I have not looked at the relevant file wrappers, but experience means I cannot dismiss the possibility that claims were added to the original application when and as other embodiments of the invention became known to the applicants. So that I am not labeled once again a maximalist, troll, etc., it is entirely possible that the applicants noted new products entering the market, noted that the detailed description in the original application was broad enough to support claims embracing such new products as alternate embodiments, and that additional claims were added to the original claim set. This may seem to some unfair, but an applicant is entitled to claim any and all embodiments of his/her invention that can reasonably be inferred from the contents of the original specification. Now, whether or not this is “just and fair” does not mean that the applicants here did something wrong, but that an aspect of the policy underlying Title 35 perhaps should be reconsidered and amended if warranted.
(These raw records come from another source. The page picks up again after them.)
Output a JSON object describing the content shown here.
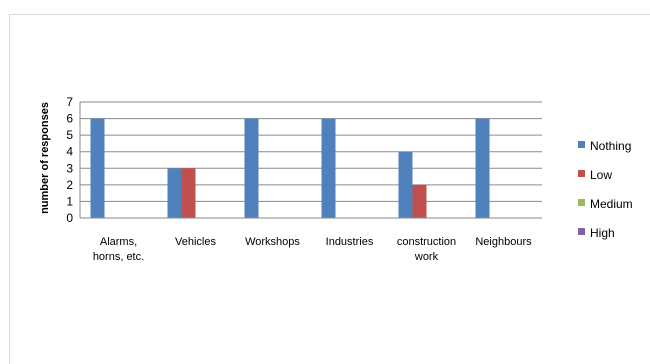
{
  "chart_data": {
    "type": "bar",
    "title": "",
    "xlabel": "",
    "ylabel": "number of responses",
    "ylim": [
      0,
      7
    ],
    "yticks": [
      0,
      1,
      2,
      3,
      4,
      5,
      6,
      7
    ],
    "grid": true,
    "legend_position": "right",
    "categories": [
      [
        "Alarms,",
        "horns, etc."
      ],
      [
        "Vehicles"
      ],
      [
        "Workshops"
      ],
      [
        "Industries"
      ],
      [
        "construction",
        "work"
      ],
      [
        "Neighbours"
      ]
    ],
    "series": [
      {
        "name": "Nothing",
        "color": "#4f81bd",
        "values": [
          6,
          3,
          6,
          6,
          4,
          6
        ]
      },
      {
        "name": "Low",
        "color": "#c0504d",
        "values": [
          0,
          3,
          0,
          0,
          2,
          0
        ]
      },
      {
        "name": "Medium",
        "color": "#9bbb59",
        "values": [
          0,
          0,
          0,
          0,
          0,
          0
        ]
      },
      {
        "name": "High",
        "color": "#8064a2",
        "values": [
          0,
          0,
          0,
          0,
          0,
          0
        ]
      }
    ]
  }
}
Oh yes, this is not a submarine patent. That term applies to the law as it pertained to former continuation practice. A patent term commenced when a patent issued, a patent application could be kept alive (and in confidence by law) for an extraordinarily long period of time, and that it could many later years been brought to the surface by allowing one of a continuing series of continuation applications to finally pass to issue and be published. This practice has been ameliorated by publication of applications and patent terms being measured for a fixed term of years starting on the date an application is filed. You can still file a string of continuation applications if you wish and have money to burn, but as to them any patent that may issue is still locked in to the term that began when the original application was filed.

Anonymous Coward says:

Trying to intimidate the EFF?

If that’s what they are trying to do, how naive they must be. Seriously, did they not do ANY research whatsoever into who the hell they are dealing with? This is an organization that publicly has stood up and continues to stand up to attempts at intimidation by the government on a regular basis. Do you honestly think the EFF is going to be in anyway intimidated by the paltry efforts of some silly little patent troll? The EFF eats guys like these for lunch.

JustMe (profile) says:

Thanks for reminding me

To donate to the EFF this year.
https://supporters.eff.org/donate/save-podcasting

Oh look at that, 1447 supporters now, and the EFF is almost 3x their fundraising goal – way to go Personal Audio! Please feel free to fly around the country and take our depositions about why we support those who stand up and fight patent trolls; I’ll give you an earful.

Also, it is possible that the lawyers for Personal Audio are serial manatee molesters.